While practically everybody is guarding Republicans, in the rest of the city store windows are at least vulnerable. This is not to point at our populace. In peaceful, lovely Iowa, you had bank robbers rush in where police just left to guard the candidates.
See how it can be with New York common sense. In the City of New York in the year 1982, there was a large nuclear disarmament demonstration. The crowd was going to be huge, everybody knew that. The Parks Commissioner, Gordon Davis, said they would ruin the park. He denied the permit. Then Ed Koch, the mayor, grew nervous when his people told him the crowd could be anything, a million. “Put them in Central Park,” Koch ordered. “They’ll be safe there.”
He was right. The crowd was a million and more. There were a couple of arrests, four or five, no more, for cheap misdemeanors. The day after the rally, the parks commissioner looked at Central Park and said it was neater than his son’s bedroom at home.
The director of that rally was Leslie Cagan, who is running the demonstration this time with undiminished skill.
The mayor and police commissioner have ruled that at any gathering in the park, no amplifiers can be used by speakers.

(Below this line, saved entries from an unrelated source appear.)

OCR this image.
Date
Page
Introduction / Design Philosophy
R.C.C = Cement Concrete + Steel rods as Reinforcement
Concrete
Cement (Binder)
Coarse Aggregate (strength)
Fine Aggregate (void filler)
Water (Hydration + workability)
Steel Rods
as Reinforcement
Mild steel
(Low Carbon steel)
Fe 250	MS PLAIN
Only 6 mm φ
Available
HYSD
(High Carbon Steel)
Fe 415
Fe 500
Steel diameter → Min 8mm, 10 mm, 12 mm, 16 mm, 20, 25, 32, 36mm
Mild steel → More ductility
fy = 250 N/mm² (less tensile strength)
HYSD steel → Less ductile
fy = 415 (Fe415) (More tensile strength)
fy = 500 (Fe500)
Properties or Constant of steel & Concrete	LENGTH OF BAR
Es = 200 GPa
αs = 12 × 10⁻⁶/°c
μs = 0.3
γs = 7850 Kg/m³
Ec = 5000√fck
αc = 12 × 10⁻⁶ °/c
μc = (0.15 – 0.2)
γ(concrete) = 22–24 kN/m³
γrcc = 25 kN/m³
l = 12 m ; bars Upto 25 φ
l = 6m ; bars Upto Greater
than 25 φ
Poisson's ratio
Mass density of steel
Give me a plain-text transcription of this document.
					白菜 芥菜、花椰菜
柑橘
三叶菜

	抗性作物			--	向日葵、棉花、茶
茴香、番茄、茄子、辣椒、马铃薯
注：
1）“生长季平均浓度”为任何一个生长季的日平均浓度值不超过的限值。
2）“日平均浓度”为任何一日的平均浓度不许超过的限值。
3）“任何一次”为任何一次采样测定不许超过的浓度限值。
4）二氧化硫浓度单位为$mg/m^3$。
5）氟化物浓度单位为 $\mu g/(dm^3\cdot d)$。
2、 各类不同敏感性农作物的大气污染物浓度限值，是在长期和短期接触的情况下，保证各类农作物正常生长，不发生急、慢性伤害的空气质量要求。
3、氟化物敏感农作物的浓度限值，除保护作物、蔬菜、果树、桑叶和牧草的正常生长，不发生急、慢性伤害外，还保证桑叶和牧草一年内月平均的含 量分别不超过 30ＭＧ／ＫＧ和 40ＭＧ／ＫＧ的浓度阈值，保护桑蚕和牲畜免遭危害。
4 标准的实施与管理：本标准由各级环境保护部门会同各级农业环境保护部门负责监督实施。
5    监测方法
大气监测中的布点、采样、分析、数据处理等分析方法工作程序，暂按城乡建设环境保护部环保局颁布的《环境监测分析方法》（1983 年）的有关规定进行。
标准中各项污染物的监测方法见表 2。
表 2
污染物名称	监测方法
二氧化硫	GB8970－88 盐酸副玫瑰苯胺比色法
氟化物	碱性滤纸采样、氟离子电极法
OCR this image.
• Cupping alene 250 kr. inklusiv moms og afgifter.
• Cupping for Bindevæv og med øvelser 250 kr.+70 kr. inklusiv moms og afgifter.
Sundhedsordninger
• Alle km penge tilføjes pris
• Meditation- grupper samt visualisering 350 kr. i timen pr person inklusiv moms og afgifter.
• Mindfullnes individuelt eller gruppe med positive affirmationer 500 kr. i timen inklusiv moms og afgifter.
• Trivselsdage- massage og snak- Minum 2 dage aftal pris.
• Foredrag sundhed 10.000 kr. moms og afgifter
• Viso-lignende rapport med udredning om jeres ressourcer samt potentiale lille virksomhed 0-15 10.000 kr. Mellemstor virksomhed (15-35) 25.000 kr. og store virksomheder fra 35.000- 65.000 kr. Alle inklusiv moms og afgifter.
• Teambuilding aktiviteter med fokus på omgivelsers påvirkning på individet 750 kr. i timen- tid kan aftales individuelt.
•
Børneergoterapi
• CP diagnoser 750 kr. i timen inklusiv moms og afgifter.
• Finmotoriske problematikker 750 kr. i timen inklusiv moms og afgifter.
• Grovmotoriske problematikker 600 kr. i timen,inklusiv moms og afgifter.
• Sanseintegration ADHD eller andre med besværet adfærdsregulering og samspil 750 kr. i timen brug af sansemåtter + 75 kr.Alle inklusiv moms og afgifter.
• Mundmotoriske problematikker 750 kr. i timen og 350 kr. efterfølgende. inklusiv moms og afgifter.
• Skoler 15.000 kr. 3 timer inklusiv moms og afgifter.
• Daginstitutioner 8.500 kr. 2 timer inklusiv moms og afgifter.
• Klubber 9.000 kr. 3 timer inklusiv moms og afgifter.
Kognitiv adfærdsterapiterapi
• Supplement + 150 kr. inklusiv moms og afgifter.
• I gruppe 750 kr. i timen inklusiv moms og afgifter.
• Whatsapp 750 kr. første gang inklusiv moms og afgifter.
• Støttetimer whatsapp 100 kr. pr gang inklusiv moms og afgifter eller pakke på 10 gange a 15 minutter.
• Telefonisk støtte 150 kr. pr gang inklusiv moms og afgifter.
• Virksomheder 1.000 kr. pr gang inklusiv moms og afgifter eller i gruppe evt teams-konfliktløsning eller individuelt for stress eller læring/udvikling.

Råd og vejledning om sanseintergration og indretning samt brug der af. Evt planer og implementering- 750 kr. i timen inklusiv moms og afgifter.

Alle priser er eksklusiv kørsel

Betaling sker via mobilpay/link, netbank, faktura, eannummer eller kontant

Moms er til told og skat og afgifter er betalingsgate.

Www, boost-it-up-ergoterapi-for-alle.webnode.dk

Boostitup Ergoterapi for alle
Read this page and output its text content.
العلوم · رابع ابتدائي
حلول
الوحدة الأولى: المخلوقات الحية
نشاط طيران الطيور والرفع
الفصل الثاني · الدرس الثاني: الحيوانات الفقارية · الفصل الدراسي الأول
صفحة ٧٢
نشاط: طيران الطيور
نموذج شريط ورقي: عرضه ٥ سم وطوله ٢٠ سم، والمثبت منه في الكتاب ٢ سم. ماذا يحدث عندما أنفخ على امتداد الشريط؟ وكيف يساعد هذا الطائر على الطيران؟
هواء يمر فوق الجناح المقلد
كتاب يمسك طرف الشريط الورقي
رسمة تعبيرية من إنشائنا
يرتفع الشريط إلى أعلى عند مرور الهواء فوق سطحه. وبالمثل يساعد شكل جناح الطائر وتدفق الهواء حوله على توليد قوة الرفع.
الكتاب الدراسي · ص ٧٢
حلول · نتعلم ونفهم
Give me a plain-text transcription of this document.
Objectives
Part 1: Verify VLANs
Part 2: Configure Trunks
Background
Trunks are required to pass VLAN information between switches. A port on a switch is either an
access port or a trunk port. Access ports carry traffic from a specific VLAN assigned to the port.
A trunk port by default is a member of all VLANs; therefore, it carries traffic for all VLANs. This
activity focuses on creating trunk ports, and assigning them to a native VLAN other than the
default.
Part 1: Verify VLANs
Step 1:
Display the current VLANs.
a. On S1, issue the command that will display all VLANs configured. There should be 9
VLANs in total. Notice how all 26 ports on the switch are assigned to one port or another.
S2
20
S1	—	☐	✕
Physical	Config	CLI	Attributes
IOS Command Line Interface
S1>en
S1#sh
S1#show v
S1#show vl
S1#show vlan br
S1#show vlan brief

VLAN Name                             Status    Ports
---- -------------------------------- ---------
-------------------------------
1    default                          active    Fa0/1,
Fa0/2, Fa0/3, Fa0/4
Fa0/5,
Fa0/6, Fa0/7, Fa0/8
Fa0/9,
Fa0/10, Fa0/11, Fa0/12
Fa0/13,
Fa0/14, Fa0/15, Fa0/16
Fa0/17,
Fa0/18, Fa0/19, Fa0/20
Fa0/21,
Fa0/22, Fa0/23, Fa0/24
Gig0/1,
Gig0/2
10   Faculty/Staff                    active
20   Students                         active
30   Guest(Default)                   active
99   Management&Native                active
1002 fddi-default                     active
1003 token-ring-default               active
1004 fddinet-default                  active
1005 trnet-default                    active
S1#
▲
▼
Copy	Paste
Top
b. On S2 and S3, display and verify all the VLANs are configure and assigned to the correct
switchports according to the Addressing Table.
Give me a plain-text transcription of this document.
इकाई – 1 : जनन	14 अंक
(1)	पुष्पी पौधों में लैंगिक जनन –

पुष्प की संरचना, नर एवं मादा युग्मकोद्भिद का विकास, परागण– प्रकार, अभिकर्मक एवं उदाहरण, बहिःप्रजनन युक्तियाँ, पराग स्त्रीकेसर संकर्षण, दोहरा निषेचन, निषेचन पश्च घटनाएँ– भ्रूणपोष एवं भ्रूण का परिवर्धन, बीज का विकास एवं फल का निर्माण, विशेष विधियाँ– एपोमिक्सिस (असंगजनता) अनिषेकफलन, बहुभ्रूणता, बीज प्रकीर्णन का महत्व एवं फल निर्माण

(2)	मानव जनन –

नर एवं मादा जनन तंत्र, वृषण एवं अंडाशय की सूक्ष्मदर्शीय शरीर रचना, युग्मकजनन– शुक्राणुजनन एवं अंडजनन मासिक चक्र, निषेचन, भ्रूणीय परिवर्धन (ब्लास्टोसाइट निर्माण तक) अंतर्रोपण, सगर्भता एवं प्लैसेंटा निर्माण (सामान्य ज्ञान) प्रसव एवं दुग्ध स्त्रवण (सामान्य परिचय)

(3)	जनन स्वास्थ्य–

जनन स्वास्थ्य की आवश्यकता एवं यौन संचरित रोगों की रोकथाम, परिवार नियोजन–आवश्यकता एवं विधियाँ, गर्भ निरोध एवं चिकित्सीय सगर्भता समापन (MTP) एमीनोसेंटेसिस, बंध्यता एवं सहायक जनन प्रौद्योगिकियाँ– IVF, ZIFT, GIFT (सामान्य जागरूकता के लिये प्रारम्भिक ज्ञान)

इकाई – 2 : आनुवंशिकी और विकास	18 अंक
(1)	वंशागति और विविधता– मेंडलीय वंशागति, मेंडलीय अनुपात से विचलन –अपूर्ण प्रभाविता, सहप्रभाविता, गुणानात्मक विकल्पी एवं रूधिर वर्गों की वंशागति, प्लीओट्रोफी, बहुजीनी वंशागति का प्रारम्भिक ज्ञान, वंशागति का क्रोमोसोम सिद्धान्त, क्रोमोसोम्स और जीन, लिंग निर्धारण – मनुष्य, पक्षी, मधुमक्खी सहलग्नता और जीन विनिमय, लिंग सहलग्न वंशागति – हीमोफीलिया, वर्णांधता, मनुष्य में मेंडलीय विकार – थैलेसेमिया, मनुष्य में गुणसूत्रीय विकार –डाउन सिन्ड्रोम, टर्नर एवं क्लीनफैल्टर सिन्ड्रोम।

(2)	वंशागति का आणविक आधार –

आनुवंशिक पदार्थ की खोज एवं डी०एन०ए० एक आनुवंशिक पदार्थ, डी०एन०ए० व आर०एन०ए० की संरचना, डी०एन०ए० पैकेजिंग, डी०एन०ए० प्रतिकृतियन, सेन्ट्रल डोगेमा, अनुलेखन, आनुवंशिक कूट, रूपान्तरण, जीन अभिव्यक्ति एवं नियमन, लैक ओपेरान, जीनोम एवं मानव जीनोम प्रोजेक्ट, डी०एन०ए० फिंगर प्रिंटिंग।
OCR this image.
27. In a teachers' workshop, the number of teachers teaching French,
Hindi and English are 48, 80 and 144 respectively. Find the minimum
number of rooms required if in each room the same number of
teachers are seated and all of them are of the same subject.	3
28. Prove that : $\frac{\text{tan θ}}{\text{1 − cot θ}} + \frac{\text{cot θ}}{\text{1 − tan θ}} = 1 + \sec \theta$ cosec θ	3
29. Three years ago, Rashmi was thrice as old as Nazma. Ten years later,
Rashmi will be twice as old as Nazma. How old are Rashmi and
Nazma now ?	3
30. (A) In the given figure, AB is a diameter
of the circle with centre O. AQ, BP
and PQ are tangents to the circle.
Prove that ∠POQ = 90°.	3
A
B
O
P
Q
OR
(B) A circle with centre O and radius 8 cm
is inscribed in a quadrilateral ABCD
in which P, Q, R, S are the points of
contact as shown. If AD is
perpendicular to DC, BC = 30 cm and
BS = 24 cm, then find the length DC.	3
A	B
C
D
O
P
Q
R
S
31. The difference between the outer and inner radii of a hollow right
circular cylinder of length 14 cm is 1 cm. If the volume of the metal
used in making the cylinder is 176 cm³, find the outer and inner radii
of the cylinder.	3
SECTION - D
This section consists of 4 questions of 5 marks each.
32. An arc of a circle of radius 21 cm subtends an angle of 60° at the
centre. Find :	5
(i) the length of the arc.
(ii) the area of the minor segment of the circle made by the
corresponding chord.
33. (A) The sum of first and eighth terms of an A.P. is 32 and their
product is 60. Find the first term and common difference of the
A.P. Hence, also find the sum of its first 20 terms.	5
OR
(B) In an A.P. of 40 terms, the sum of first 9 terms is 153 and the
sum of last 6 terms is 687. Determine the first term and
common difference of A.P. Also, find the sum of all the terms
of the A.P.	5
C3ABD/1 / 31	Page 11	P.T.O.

So you can’t have a permit for a rally because you can’t have speeches over loudspeakers. Rather than stop a rally, it is the point that allows it. Of course there shouldn’t be amplifiers at any rally, for there should be no speeches. As noted, they are dreadful and delivered by vile people. A straight-line march past Madison Square Garden and on to Central Park, where people can congratulate themselves and smile and sing, would be a lovely afternoon, made so meaningful by the size of a crowd whose orderliness, and love, would make the Republicans coming in, these mean whites from low-IQ states, look ill.